De repente el cabello rubio de Diego empezó a levantarse como si flotara bajo el agua. Igual le pasó a Julia con su hermosa mata de pelo azabache. Se empezaron ellos mismos a sentir ingrávidos y se miraron a los ojos, divertidos mientras giraban en el aire. Rieron como locos hasta que el efecto desapareció y cayeron suavemente sobre el campo.

Gertrudis no conseguía verles, así que sujetó el mando entre las manos y empezó a manejarlo tal y como le habían enseñado. Presionó sobre el icono con el dibujo de un limón y este se apagó. Inmediatamente, miles de limones cayeron al suelo y desaparecieron. A continuación, presionó el botón con el dibujo de rama con hojas y después el de tronco de árbol. En ese momento divisó fácilmente la figura de los niños corriendo hacia el río. Pulsó el botón del río. Los niños se detuvieron y se giraron para mirar a Gertrudis.

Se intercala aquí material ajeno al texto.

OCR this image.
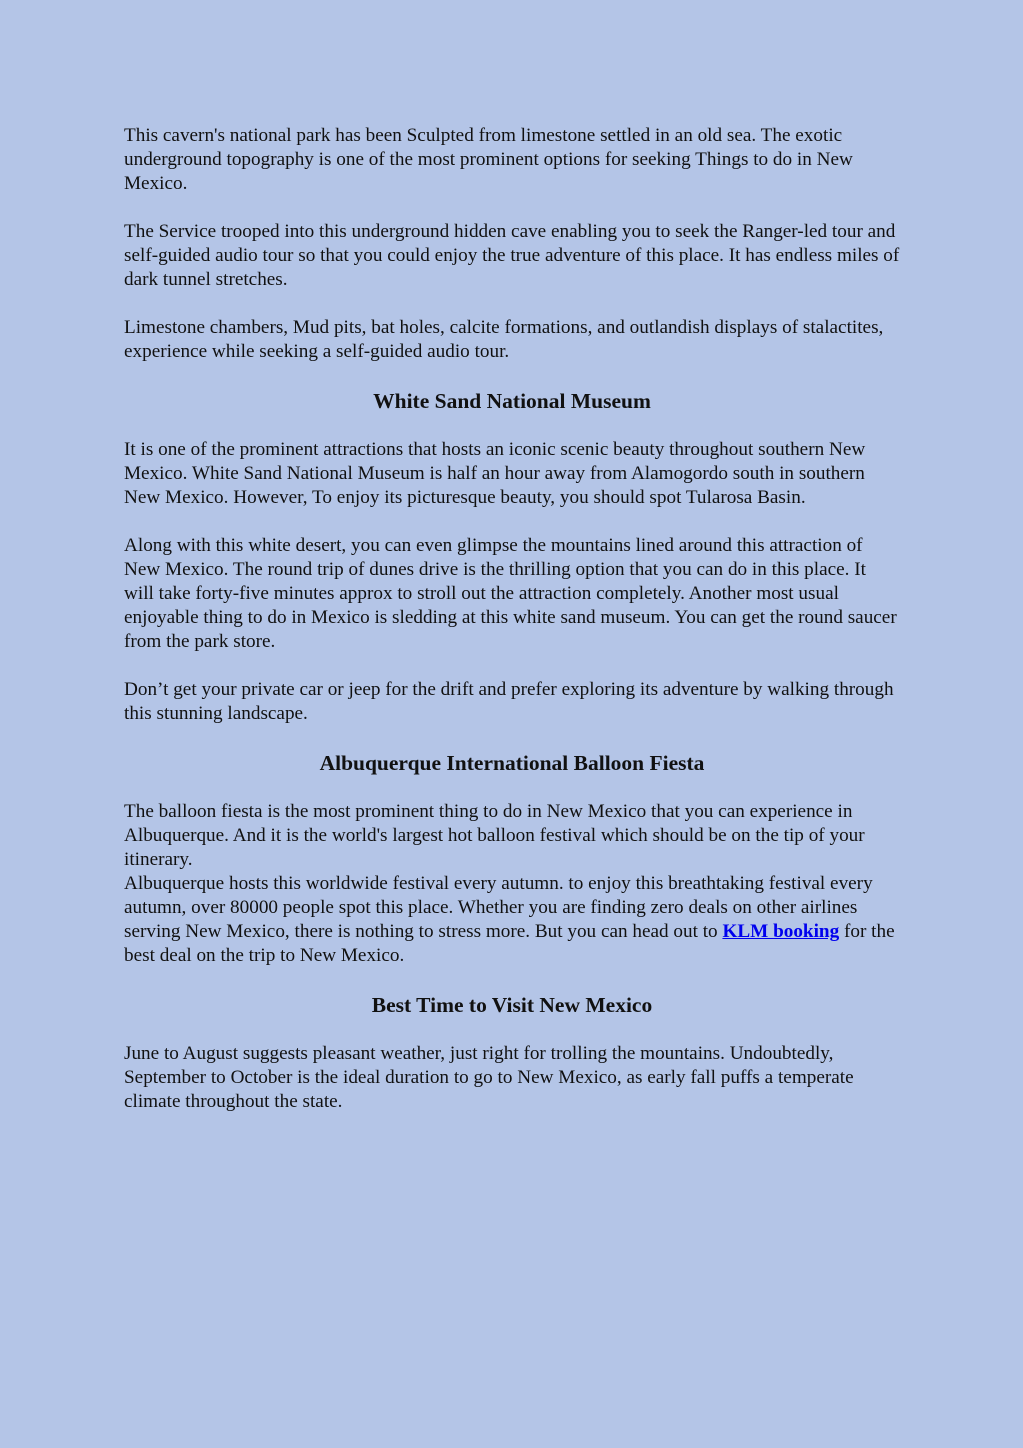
This cavern's national park has been Sculpted from limestone settled in an old sea. The exotic underground topography is one of the most prominent options for seeking Things to do in New Mexico.

The Service trooped into this underground hidden cave enabling you to seek the Ranger-led tour and self-guided audio tour so that you could enjoy the true adventure of this place. It has endless miles of dark tunnel stretches.

Limestone chambers, Mud pits, bat holes, calcite formations, and outlandish displays of stalactites, experience while seeking a self-guided audio tour.

White Sand National Museum

It is one of the prominent attractions that hosts an iconic scenic beauty throughout southern New Mexico. White Sand National Museum is half an hour away from Alamogordo south in southern New Mexico. However, To enjoy its picturesque beauty, you should spot Tularosa Basin.

Along with this white desert, you can even glimpse the mountains lined around this attraction of New Mexico. The round trip of dunes drive is the thrilling option that you can do in this place. It will take forty-five minutes approx to stroll out the attraction completely. Another most usual enjoyable thing to do in Mexico is sledding at this white sand museum. You can get the round saucer from the park store.

Don’t get your private car or jeep for the drift and prefer exploring its adventure by walking through this stunning landscape.

Albuquerque International Balloon Fiesta

The balloon fiesta is the most prominent thing to do in New Mexico that you can experience in Albuquerque. And it is the world's largest hot balloon festival which should be on the tip of your itinerary.

Albuquerque hosts this worldwide festival every autumn. to enjoy this breathtaking festival every autumn, over 80000 people spot this place. Whether you are finding zero deals on other airlines serving New Mexico, there is nothing to stress more. But you can head out to KLM booking for the best deal on the trip to New Mexico.

Best Time to Visit New Mexico

June to August suggests pleasant weather, just right for trolling the mountains. Undoubtedly, September to October is the ideal duration to go to New Mexico, as early fall puffs a temperate climate throughout the state.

- ¡¡Nooooo!! ¡¡Queremos jugar más!! -le gritaron.

- ¡¡No puede ser!! ¡¡Ha llegado la hora!! ¡¡Volved conmigo!! -les pidió con gran esfuerzo.

Julia le dijo algo al oído a Diego. Ambos miraron fijamente a Gertrudis unos segundos y echaron a correr hacia las montañas cogidos de la mano. Su tía apagó el icono con una montaña dibujada, y el de la tierra y el del cielo. En la pantalla que ocupaba toda la pared de la habitación del hospital, los niños quedaron corriendo en la nada.

Gertrudis permanecía de pie en el centro de la habitación, frente a la cama de ambos niños. Estaban en el décimo nivel, a 140 metros bajo tierra y la luz emanaba desde su izquierda de un panel con forma de ventana.

De las cabezas rapadas de Julia y Diego surgían cables que se conectaban con la pantalla. Los niños parecían inconscientes, aunque en la imagen de la pared seguían corriendo y riendo cogidos de la mano, suspendidos en el vacío. Sin embargo, en sus cuerpos físicos, sus bocas dibujaban una sonrisa y en los dedos de sus manos y sus pies se advertía leves movimientos.

La tía de Julia y Diego tenía el rostro bañado en lágrimas. Sin apenas fuerza en el cuerpo, se giró a mirar al alguacil médico que aguardaba inexpresivo e impaciente en la puerta de la habitación. Gertrudis tragó saliva. Le fallaban las piernas cuando acertó a apagar con un dedo tembloroso uno de los dos iconos con una silueta humana.

-Perdóname... -acertó a murmurar.

Julia desapareció de la imagen y la sonrisa y movimientos de sus dedos murieron. Diego aún corría en la gran pantalla, solo. Su cuerpo, estirado sobre la cama, se estremeció y emitió un gemido. Gertrudis miraba a Diego angustiada y justo cuando en la pantalla él paró de correr y se giró para mirarla desde la distancia, ella pulsó el botón que lo volatilizó. Ahí no pudo aguantar más y soltó el mando que se rompió contra el suelo.

La enorme pantalla se apagó. En la habitación solo se oía el agudo pitido de los electrocardiogramas. Los cuerpos inertes de Diego y Julia parecían dos sombras, restos irreales de una dolorosa pesadilla.

Los niños por fin habían dejado de sufrir, pensó.

Recobró la compostura, les dio un beso en la frente y salió de la habitación escoltada por el alguacil.

Aún no había dado diez pasos por el pasillo cuando escuchó la risa de sus sobrinos.

Con el corazón acelerado, apartó al escolta médico y corrió de vuelta a la habitación. Justo a tiempo para ver la enorme pantalla encendida de nuevo con los niños jugando jubilosos al escondite entre los limoneros y las camas de Julia y de Diego, vacías.